Mr. Bennett, then a recent graduate of Minnesota State University in Mankato, bought two books from other Raymond James advisers in the Minneapolis area, with $30,000 and $2 million in assets on top of the $4 million that he managed at age 26. As time went on, he pursued and purchased a $6 million book of assets last year from a 75-year-old adviser who is retiring, and he eventually built them up into a portfolio worth $20 million. Mr. Bennett now is looking to take on a $35 million firm whose owner will turn 62 in January, and he expects to complete the acquisition in the summer of 2009. “Every deal is different, and you have to watch out who you are purchasing it from,” he said. “The book should really resemble what the adviser looks like, and advisers need to do some investigating to see what the book looks like.” Mr.

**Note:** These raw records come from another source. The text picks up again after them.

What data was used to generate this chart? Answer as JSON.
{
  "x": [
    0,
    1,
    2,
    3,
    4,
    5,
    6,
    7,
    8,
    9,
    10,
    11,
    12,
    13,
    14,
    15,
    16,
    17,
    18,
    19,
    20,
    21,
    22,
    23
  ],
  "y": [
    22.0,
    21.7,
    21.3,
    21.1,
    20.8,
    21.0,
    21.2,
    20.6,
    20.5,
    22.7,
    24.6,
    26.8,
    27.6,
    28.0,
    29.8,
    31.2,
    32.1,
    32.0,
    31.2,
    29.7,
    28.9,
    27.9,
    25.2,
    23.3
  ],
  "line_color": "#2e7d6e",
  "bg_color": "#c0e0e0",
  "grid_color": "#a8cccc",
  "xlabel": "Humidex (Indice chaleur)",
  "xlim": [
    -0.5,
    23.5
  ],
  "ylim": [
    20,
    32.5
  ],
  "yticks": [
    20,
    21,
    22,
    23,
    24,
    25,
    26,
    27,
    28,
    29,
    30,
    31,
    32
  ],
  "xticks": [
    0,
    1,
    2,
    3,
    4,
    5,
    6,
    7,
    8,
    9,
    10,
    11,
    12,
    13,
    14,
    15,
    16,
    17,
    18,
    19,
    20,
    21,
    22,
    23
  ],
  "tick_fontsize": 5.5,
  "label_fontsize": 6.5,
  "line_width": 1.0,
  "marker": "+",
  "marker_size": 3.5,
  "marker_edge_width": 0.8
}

Grau of Business Transitions suggests that not all young financial advisers will be able to purchase part or all of a firm as easily as Mr. Fernandez or Mr. Bennett and suggests such advisers seek out a place in a succession plan, rather than purchase part of a firm. “Most advisers look for practices up for sale and try to make an acquisition,” he said. “For young advisers, it is statistically not going to happen, and they need to take sole practitioners without a plan, and be their backup plan, and they shouldn’t wait till practices go up for sale.”